# Sansui vs Geneva sound



## POLI (Sep 10, 2012)

Bueno el tema es asi , el sabado estuve con un amigo , ambos ex dj yo loco por el audio y el loco por la musica , bue , el tema es que me mostro su mas reciente adquisición ( regalo de la mujer , ya venimos mal ) , un Geneva sound system Model L , el mismo  que se `puede apreciar en este link :
http://www.latiendadelibertaddigital.com/libertad_digital/geneva-sound-system-model-l.html
 Solo que en color marron puajj !! a primera vista no sabia si era un mini microondas , una cocinita electrica , mas bien por el tamaño parecia una tostadora , cuestion que tiene un dock para iphone y una entrada para cd que se introduce desde arriba , a mi , a primera vista me resulto desagradable , me hizo escucharlo especialmente con varios temas y no me gusto para nada el sonido ,logicamente le dije esta lindo  ,
 tal vez sea yo pero me sigo quedando con mi sansui A-60 + tunner T-7 + deck D 100 , giradiscos P 50  , eq Teac eqa 220 Y cd phillips 502 con laser flotante , y eso que dentro de todo es la linea economica de sansui , estoy mal o eso es un producto hecho para los B----- ??  creo que arrancando ya de que tiene soporte para formatos comprimidos de audio empezamos mal ...


----------



## DOSMETROS (Sep 10, 2012)

Otro vómito :

http://www.actualidadgadget.com/2010/03/01/sistemas-de-audio-soundsphere-de-philips/


----------



## POLI (Sep 10, 2012)

DOSMETROS dijo:


> Otro vómito :
> 
> http://www.actualidadgadget.com/2010/03/01/sistemas-de-audio-soundsphere-de-philips/



 Si si , pero el Geneva cuesta 1000 u$s debe tener algo mas que yo no veo ...


----------



## el-rey-julien (Sep 10, 2012)

te vendo un conejo a 1200 U$$  . este es un conejo real  ,canta y baila ,tambien es ayudante de mago(irónico)

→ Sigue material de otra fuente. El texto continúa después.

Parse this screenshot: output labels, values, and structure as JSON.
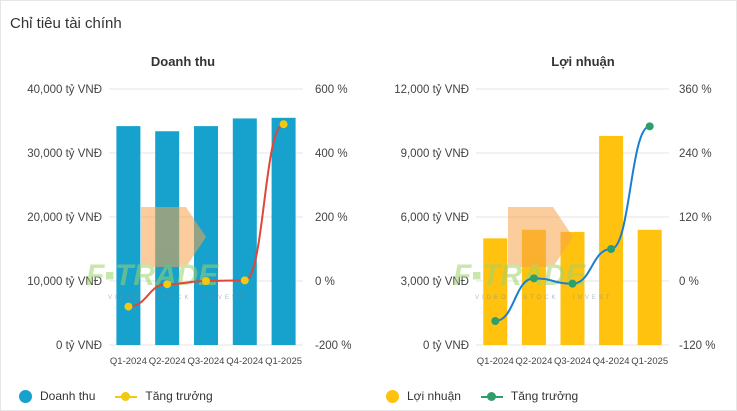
{
  "page": {
    "heading": "Chỉ tiêu tài chính"
  },
  "watermark": {
    "text": "F▪TRADE",
    "subtext": "VIDEO · STOCK · INVEST"
  },
  "chart_data": [
    {
      "type": "bar",
      "title": "Doanh thu",
      "categories": [
        "Q1-2024",
        "Q2-2024",
        "Q3-2024",
        "Q4-2024",
        "Q1-2025"
      ],
      "series": [
        {
          "name": "Doanh thu",
          "axis": "left",
          "kind": "bar",
          "values": [
            34200,
            33400,
            34200,
            35400,
            35500
          ],
          "color": "#16a2cc"
        },
        {
          "name": "Tăng trưởng",
          "axis": "right",
          "kind": "line",
          "values": [
            -80,
            -10,
            0,
            2,
            490
          ],
          "color": "#f2c811",
          "line_color": "#e0463a"
        }
      ],
      "left_axis": {
        "ticks": [
          "40,000 tỷ VNĐ",
          "30,000 tỷ VNĐ",
          "20,000 tỷ VNĐ",
          "10,000 tỷ VNĐ",
          "0 tỷ VNĐ"
        ],
        "range": [
          0,
          40000
        ]
      },
      "right_axis": {
        "ticks": [
          "600 %",
          "400 %",
          "200 %",
          "0 %",
          "-200 %"
        ],
        "range": [
          -200,
          600
        ]
      },
      "grid": true,
      "legend": "bottom-left"
    },
    {
      "type": "bar",
      "title": "Lợi nhuận",
      "categories": [
        "Q1-2024",
        "Q2-2024",
        "Q3-2024",
        "Q4-2024",
        "Q1-2025"
      ],
      "series": [
        {
          "name": "Lợi nhuận",
          "axis": "left",
          "kind": "bar",
          "values": [
            5000,
            5400,
            5300,
            9800,
            5400
          ],
          "color": "#ffc20e"
        },
        {
          "name": "Tăng trưởng",
          "axis": "right",
          "kind": "line",
          "values": [
            -75,
            5,
            -5,
            60,
            290
          ],
          "color": "#2e9e6b",
          "line_color": "#1a7fd0",
          "line_color_mid": "#2e9e6b"
        }
      ],
      "left_axis": {
        "ticks": [
          "12,000 tỷ VNĐ",
          "9,000 tỷ VNĐ",
          "6,000 tỷ VNĐ",
          "3,000 tỷ VNĐ",
          "0 tỷ VNĐ"
        ],
        "range": [
          0,
          12000
        ]
      },
      "right_axis": {
        "ticks": [
          "360 %",
          "240 %",
          "120 %",
          "0 %",
          "-120 %"
        ],
        "range": [
          -120,
          360
        ]
      },
      "grid": true,
      "legend": "bottom-left"
    }
  ],
  "legend": [
    {
      "label": "Doanh thu",
      "color": "#16a2cc",
      "kind": "dot"
    },
    {
      "label": "Tăng trưởng",
      "color": "#f2c811",
      "kind": "line"
    },
    {
      "label": "Lợi nhuận",
      "color": "#ffc20e",
      "kind": "dot"
    },
    {
      "label": "Tăng trưởng",
      "color": "#2e9e6b",
      "kind": "line"
    }
  ]
}
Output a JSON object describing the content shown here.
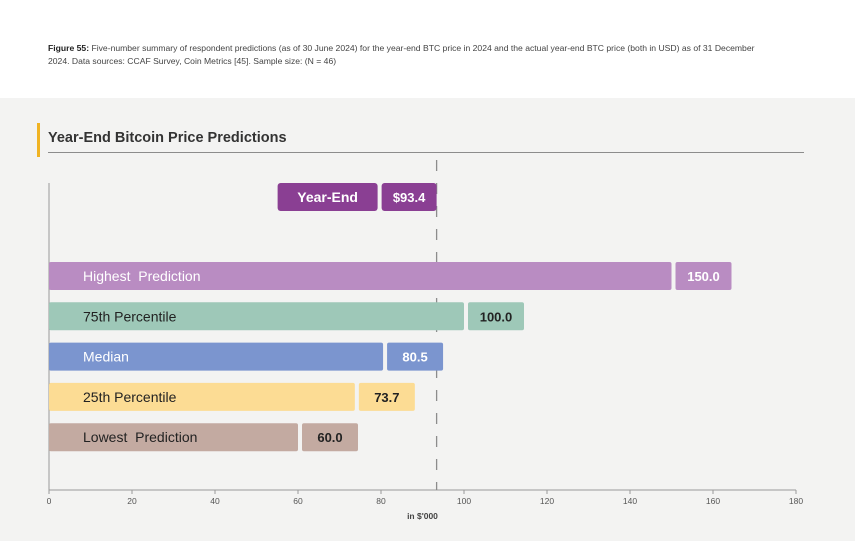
{
  "caption": {
    "label": "Figure 55:",
    "text": "Five-number summary of respondent predictions (as of 30 June 2024) for the year-end BTC price in 2024 and the actual year-end BTC price (both in USD) as of 31 December 2024. Data sources: CCAF Survey, Coin Metrics [45]. Sample size: (N = 46)"
  },
  "chart_data": {
    "type": "bar",
    "orientation": "horizontal",
    "title": "Year-End Bitcoin Price Predictions",
    "xlabel": "in $'000",
    "xlim": [
      0,
      180
    ],
    "xticks": [
      "0",
      "20",
      "40",
      "60",
      "80",
      "100",
      "120",
      "140",
      "160",
      "180"
    ],
    "reference": {
      "label": "Year-End",
      "value": 93.4,
      "value_label": "$93.4",
      "color": "#8a3f93"
    },
    "bars": [
      {
        "label": "Highest  Prediction",
        "value": 150.0,
        "value_label": "150.0",
        "color": "#b98cc2",
        "text_color": "#ffffff"
      },
      {
        "label": "75th Percentile",
        "value": 100.0,
        "value_label": "100.0",
        "color": "#9ec8b8",
        "text_color": "#222222"
      },
      {
        "label": "Median",
        "value": 80.5,
        "value_label": "80.5",
        "color": "#7b95cf",
        "text_color": "#ffffff"
      },
      {
        "label": "25th Percentile",
        "value": 73.7,
        "value_label": "73.7",
        "color": "#fcdc94",
        "text_color": "#222222"
      },
      {
        "label": "Lowest  Prediction",
        "value": 60.0,
        "value_label": "60.0",
        "color": "#c3aaa1",
        "text_color": "#222222"
      }
    ]
  }
}
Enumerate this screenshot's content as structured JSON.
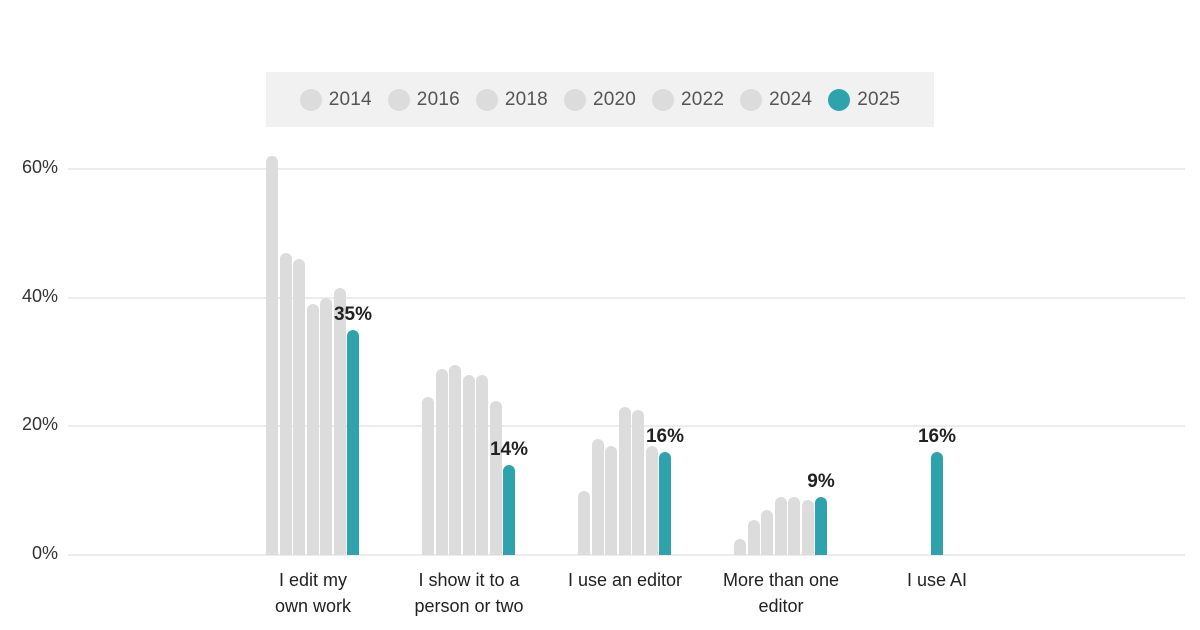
{
  "chart_data": {
    "type": "bar",
    "title": "",
    "xlabel": "",
    "ylabel": "",
    "ylim": [
      0,
      60
    ],
    "yticks": [
      "0%",
      "20%",
      "40%",
      "60%"
    ],
    "grid": true,
    "legend_position": "top",
    "highlight_color": "#2fa3ad",
    "base_color": "#dcdcdc",
    "categories": [
      "I edit my own work",
      "I show it to a person or two",
      "I use an editor",
      "More than one editor",
      "I use AI"
    ],
    "category_lines": [
      [
        "I edit my",
        "own work"
      ],
      [
        "I show it to a",
        "person or two"
      ],
      [
        "I use an editor",
        ""
      ],
      [
        "More than one",
        "editor"
      ],
      [
        "I use AI",
        ""
      ]
    ],
    "series": [
      {
        "name": "2014",
        "values": [
          62,
          24.5,
          10,
          2.5,
          null
        ]
      },
      {
        "name": "2016",
        "values": [
          47,
          29,
          18,
          5.5,
          null
        ]
      },
      {
        "name": "2018",
        "values": [
          46,
          29.5,
          17,
          7,
          null
        ]
      },
      {
        "name": "2020",
        "values": [
          39,
          28,
          23,
          9,
          null
        ]
      },
      {
        "name": "2022",
        "values": [
          40,
          28,
          22.5,
          9,
          null
        ]
      },
      {
        "name": "2024",
        "values": [
          41.5,
          24,
          17,
          8.5,
          null
        ]
      },
      {
        "name": "2025",
        "values": [
          35,
          14,
          16,
          9,
          16
        ]
      }
    ],
    "value_labels_2025": [
      "35%",
      "14%",
      "16%",
      "9%",
      "16%"
    ]
  },
  "legend": {
    "items": [
      {
        "label": "2014",
        "color": "#dcdcdc"
      },
      {
        "label": "2016",
        "color": "#dcdcdc"
      },
      {
        "label": "2018",
        "color": "#dcdcdc"
      },
      {
        "label": "2020",
        "color": "#dcdcdc"
      },
      {
        "label": "2022",
        "color": "#dcdcdc"
      },
      {
        "label": "2024",
        "color": "#dcdcdc"
      },
      {
        "label": "2025",
        "color": "#2fa3ad"
      }
    ]
  },
  "axis": {
    "y_labels": [
      "60%",
      "40%",
      "20%",
      "0%"
    ]
  }
}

que cueste caro no significa que sea bueno,,,,,


----------



## DOSMETROS (Sep 10, 2012)

Claro Philips te vende una pantala de 57' en 10.000 pesos todo ok y la sound bar para esa tele vale 6.000 pesos . . . 

¡ ¡ ¡ Andáaaaaaaaaaaaaaaaaaaaaaaaa ! ! ! ¿ Que tiene , parlantes de oro ???


----------



## POLI (Sep 11, 2012)

Claro , pero me sigue asombrando que haya mercado para estas cosas , porque si los fabrican y venden a esos precios , evidentemente lo hay.
 Ojo soy consciente que la gama baja de sansui como ser el A-60 es algo modesto.


----------



## DOSMETROS (Sep 11, 2012)

_Buscar en Mercadolibre: MLA-150488119-fusilera-banada-en-oro-para-cuatro-fusibles-marca-boss-_JM_

_Buscar en Mercadolibre: MLA-429413721-fichas-neutrik-nc3fd-h-b-banada-en-oro-equipos-hi-end-_JM_

_Buscar en Mercadolibre: MLA-432630142-kit-de-cables-de-instalacion-0-gauge-magixson-fusilera-anl-_JM_


----------



## Fogonazo (Sep 11, 2012)

Ver el archivo adjunto 78818​


----------



## el-rey-julien (Sep 11, 2012)

jajaja , de eso estaba ablando ,


----------